"I am glad to be able to tell you," declared Pakistan President Mohammad Yahya Khan in a recent address to his nation "that the army is in full control of the situation in East Pakistan. It has crushed the mischief-mongers, saboteurs and infiltrators." Alas for Yahya, the facts told a different story. Throughout East Pakistan, the embattled Bengali resistance movement seemed more determined than ever to prove, that it was alive and well — and capable of making life extremely difficult for the heavily armed but thinly spread occupation forces of the Pakistani Army.
All across Pakistan's ravaged eastern province, revitalized rebel units made their presence felt last week in no uncertain terms. Taking advantage of a crash training program and of weapons, and ammunition supplied by India, Mukti Bahinl (Liberation Army) went on the offensive. Factories were sabotaged. Key bridges were toppled by well-placed dynamic blasts. Vital barge traffic was attacked from concealed machine gun emplacements. And railroad locomotives operating on the relatively few remaining open routes were blown off the tracks by mines.
THREAT
Though the heaviest attacks were concentrated near the Indian border, even the East Pakistani capital of Dacca, 90 miles away, came under rebel fire. Exchanges of gunshots and occasional explosions reverberated through the city's streets. And in one daring, late night attack earlier this month, Bengali insurgents knocked out the Dacca Power Plants main transformer, plunging the capital into total darkness for more than six hours. "It may be too early to view the Mukti Bahini as a serious military threat," said one Western diplomat in Dacca last week. "But there is no doubt that what we are witnessing is the first stage of bloody, long-lasting guerrilla warfare".
Fuelling this mounting struggle was the Bengali rebels* outrage at the Pakistani Army's continued indiscriminate violence in dealing with their uprising. In retaliation, the rebels have escalated their guerrilla attacks to include random terrorism of their own. In a warning to the population, not to attend performances where a state tax is collected, a rebel grenade was tossed into the crowded Gulistan Cinema in Dacca, killing one person and injuring fourteen. Similarly a small bomb exploded outside the suburban Dhanmondi residence of the U.S. Consul-General in an apparent protest against American shipments of arms and supplies to the Pakistani Government.

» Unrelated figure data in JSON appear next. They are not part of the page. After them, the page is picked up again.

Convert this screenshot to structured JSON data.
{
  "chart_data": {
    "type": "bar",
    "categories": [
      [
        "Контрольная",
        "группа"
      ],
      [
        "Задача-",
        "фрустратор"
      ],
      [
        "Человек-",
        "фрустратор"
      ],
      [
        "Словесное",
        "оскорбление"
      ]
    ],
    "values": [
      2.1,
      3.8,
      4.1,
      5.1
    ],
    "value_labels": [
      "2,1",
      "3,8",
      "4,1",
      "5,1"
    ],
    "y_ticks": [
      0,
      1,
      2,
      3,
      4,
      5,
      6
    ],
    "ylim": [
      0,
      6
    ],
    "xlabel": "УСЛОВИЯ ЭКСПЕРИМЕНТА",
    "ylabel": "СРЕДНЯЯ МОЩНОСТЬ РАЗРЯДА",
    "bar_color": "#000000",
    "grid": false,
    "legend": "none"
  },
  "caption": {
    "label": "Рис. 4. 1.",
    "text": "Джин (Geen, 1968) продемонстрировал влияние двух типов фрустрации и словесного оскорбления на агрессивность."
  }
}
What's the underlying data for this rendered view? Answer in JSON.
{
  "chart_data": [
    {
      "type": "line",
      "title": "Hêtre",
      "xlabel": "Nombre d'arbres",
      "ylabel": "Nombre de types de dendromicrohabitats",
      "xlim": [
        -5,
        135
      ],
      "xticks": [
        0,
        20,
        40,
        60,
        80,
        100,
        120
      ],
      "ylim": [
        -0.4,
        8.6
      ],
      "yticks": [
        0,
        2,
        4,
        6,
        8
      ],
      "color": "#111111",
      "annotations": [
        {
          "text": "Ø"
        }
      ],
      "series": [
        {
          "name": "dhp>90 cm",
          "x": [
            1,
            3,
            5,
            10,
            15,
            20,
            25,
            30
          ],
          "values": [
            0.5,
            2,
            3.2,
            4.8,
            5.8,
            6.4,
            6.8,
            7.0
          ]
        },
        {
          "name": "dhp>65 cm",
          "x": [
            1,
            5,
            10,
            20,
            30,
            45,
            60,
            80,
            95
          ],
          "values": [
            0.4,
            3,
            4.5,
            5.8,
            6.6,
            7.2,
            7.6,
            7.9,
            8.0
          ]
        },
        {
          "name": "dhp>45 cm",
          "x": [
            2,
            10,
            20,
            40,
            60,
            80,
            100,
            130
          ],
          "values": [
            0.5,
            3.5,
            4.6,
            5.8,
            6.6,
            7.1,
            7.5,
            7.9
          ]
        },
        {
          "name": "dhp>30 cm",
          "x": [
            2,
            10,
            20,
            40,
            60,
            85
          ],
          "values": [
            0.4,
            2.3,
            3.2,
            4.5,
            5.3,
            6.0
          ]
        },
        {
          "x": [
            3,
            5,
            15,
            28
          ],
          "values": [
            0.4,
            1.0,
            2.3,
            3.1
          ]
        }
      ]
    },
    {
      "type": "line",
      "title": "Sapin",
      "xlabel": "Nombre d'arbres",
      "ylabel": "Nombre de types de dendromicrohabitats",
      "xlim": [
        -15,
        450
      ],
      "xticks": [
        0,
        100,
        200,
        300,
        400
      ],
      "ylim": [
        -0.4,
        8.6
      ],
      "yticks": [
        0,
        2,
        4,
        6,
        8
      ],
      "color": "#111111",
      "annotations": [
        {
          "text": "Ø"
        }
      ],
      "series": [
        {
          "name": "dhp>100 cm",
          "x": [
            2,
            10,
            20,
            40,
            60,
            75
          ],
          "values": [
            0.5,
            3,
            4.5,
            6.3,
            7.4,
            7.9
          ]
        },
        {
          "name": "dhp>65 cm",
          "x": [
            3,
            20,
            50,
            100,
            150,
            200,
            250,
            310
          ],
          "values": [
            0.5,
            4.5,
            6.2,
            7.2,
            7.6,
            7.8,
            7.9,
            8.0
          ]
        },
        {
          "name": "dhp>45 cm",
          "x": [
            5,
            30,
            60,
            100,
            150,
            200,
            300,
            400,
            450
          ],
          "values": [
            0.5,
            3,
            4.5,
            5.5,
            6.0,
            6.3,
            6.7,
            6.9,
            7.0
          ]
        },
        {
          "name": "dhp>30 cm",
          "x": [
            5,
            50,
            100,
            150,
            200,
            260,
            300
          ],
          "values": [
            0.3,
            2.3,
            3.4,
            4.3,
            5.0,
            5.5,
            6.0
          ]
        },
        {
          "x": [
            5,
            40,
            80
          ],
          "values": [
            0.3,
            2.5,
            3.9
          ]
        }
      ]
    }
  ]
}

"In the countryside," cabled Newsweek's Loren Jenkins, who toured the eastern region last week, "things have gone much further. In the Ganges Delta town of Khulna, two proarmy officials — Ghulam Sarwar Mullah and Abdul Hamid Khalna —recently received ‘red letters' from rebel groups marking them for assassination. Despite the fact that both men surrounded themselves with bodyguards of razakars (pro-government vigilantes), both were dead within a week. Bengali rebels gunned down Hamid in broad daylight. And a fierce band of black-masked guerrillas stormed Sarwar's home, routed the corps of razakars, then lopped off Sarwar's head and took it with them."
MESSAGE
The Pakistani Army under Lt.Gen. Tikka Khan, the military governor of East Pakistan, has responded in kind. After guerrillas blew up a bridge north of Dacca, Punjabi soldiers put several neighbouring villages to the torch, killing scores of residents and taking others into custody. In the case of the Khulna assassinations, Jenkins reported that the army's response was even more terrifying: "The morning after Sarwar was beheaded, workers travelling to Khulna's jute mills found seventeen dead bodies lined up neatly in front of the railroad station. Their hands had been tied behind their backs and each man had been shot. The army left the bodies in view for a full 24 hours to make sure the population got the message."
But just how successful the Pakistani Army's tactics would be in keeping an estimated 30,000 guerrillas in check remained very much in doubt. True, wherever Tikka Khan chose to concentrate his troops, the army seemed likely to maintain the upperhand. But elsewhere the outlook was bleak. The Mukti Bahini can draw on the teeming East Pakistan population of more than 70 million. And far from cowing that population into submission each new army atrocity has seemed to strengthen the Bengali resolve. "Yahya Khan and the military high command thought they could terrorise the Bengalis", a Western diplomat in Dacca told Jenkins last week. The result has been just the opposite. Sure the Bengali has been frightened. But he has also been made to hate as he never did before—and he realizes that it is only through violence that he has a chance to free himself."